TED Kulübü kortlarındaki Akbank Private Banking TED Open Tenis Turnuvası’nın daha ilk gününde kortları yabancılara terk edip, onları izlemeye başladık.
Son bir yılda gösterdiği müthiş performansla hepimizin umudu haline gelen Marsel İlhan ile diğer genç tenisçilerimiz Adem Özmeral ve Tuna Altuna daha birinci turda rakiplerine yenilerek elendi. Şimdi bu tabloyu görünce insan ister istemez üzülüyor ve akıllara şöyle bir soru geliyor:
"Bizim tenisçiler bu kadar mı kötü ki, daha ilk turda eleniyorlar?" Cevabını hemen verelim; hayır, alakası yok. Teknikleri, kondisyonları, yabancı tenisçilerle neredeyse aynı seviyede.

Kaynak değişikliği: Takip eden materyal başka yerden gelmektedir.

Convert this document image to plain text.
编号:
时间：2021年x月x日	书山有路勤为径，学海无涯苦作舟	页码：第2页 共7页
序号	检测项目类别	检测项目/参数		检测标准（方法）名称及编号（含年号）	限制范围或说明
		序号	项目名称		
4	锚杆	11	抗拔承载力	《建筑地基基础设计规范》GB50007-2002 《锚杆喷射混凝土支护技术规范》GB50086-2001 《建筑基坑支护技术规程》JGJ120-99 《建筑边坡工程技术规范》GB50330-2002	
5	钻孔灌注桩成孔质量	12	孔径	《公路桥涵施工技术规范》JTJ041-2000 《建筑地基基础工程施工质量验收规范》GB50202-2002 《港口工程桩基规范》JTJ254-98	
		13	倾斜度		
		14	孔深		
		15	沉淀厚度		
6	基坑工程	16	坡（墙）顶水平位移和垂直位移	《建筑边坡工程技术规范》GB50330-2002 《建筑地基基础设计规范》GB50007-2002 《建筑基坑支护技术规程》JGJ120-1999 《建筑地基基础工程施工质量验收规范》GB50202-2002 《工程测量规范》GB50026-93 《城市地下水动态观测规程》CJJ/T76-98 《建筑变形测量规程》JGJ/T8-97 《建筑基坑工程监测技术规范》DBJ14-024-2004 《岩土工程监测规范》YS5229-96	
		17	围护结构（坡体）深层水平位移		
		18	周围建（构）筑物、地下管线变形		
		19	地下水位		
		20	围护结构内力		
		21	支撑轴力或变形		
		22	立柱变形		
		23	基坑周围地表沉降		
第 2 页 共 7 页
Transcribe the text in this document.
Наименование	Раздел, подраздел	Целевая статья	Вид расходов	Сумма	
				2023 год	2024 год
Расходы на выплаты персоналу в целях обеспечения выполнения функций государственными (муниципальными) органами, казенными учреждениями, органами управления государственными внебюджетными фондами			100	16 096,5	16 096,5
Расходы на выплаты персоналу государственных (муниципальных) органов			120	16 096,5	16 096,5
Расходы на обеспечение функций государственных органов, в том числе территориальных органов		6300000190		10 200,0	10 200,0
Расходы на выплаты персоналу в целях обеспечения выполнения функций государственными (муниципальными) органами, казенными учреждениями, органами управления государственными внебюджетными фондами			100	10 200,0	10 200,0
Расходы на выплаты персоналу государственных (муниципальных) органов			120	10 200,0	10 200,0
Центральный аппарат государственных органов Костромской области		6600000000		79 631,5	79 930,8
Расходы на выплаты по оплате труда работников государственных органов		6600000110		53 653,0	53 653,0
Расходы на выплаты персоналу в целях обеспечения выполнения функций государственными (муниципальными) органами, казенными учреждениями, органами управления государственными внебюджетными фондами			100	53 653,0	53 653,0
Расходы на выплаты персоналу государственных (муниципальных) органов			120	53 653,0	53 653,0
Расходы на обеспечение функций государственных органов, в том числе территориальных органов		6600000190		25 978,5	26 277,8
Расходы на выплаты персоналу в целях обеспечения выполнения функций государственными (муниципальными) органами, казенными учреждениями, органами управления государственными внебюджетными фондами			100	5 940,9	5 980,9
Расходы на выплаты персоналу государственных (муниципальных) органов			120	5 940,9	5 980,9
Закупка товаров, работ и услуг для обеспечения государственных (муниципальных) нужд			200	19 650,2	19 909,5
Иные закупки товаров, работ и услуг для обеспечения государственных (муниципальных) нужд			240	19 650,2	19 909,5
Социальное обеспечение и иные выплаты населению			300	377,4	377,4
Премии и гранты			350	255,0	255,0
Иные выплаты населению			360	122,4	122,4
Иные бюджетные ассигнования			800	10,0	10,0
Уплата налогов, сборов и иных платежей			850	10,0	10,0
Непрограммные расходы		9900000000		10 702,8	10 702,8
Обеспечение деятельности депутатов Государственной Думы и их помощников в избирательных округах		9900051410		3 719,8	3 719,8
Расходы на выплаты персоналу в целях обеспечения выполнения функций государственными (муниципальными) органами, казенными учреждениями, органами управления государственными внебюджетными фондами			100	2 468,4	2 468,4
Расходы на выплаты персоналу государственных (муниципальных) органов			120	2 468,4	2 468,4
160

Yabancılarla aramızdaki en önemli fark; "antrenman, antrenman, antrenman." TED Open’a gelen yabancı tenisçilerin antrenmanlarını sürekli izliyorum. Maçlarını bitirir bitirmez kulüp içinde bir boş kort bulup, en az 1-2 saat ilave antrenman yapıyorlar. Bizim tenisçilere bakıyorum, maçlarını biter bitmez "paydos" deyip evlerine gidiyorlar. Hatta kendilerinden çok daha iyi durumda olan yabancı rakiplerinin maçlarını bile seyretmeye tenezzül etmiyorlar.
Sabır ve süreklilik
Yine yabancıların antrenmanlarında gördüğüm ilginç bir noktayı ifade etmek istiyorum. Sahada iki kişi toplara vururken, o top aynı bölgede, aynı süratte en az 6-7 defa gidip geliyor. Yine dönüyorum bizimkilere bakıyorum; o top en fazla 3-4 defa gidip geliyor. Diyeceksiniz ki, "2-3 vuruş eksik olsa ne olur?" Çok şey olur. Çünkü bunun içinde "olaya bakış açısı" yatıyor. Bir sporcuda bulunması gereken en önemli özellikler sabır ve sürekliliktir.
Maalesef tenisimizde bu zihniyet devam ettikçe her yıl yüzbinlerce dolar döktüğümüz tenis turnuvaları, tenisseverlere sunulan hizmetten öteye geçmeyecektir. Esasen Bu anlattığımız eksikleri sadece tenisle sınırlandırmamak gerekir. Türkiye’nin diğer spor dallarında başarılı olamamasının da temel sebebi budur. Milyonlarca YTL harcayarak Pekin’e gönderdiğimiz sporcular düne kadar topu topu iki tane madalya alabildiler.
3 milyon dolarlık ekonomi
PROFESYONEL erkek tenisinin "üniversitesi" olarak nitelendirebileceğimiz ATP Tour’lar ve Grand Slam’lerin giriş sınavları TED Open tarzı turnuvalardır. Toplam ödülü 100 bin dolar olan TED Open ayarındaki diğer turnuvamız bu yıl ilk kez İzmir’de düzenlenen İzmir Cup’tı. Sadece kadın tenisçilerin katıldığı 200 bin dolar ödüllü İstanbul Cup ve daha küçük para ödüllü "Future" ve "Satellite" kategorisindekilerle birlikte Türkiye’deki turnuvalarda dağıtılan toplam para ödülü 610 bin doları buluyor. Bunların dışında, direkt para ödülü verilmeyen ancak kendine ait bir bütçesi olan Turkcell Legends Cup var. Bütün bu turnuvaların ekonomik değeri ise (sporcular ve idarecilerin otel, ulaşım, hakem, top gibi harcamalarının toplamı) yaklaşık 3 milyon dolar.
Peki biz bu kadar parayı ve emeği niye harcıyoruz? Sadece tenisseverlere hizmet sunmak için mi? Tabii ki hayır. Esas sebep Türk tenisçilere dünya sıralamasında yükselme imkanı sağlamak. Yukarıda bahsettiğimiz zihniyeti olumlu yönde değiştirebilirsek, bu turnuvalar esas amaçlarına ulaşmış olacak.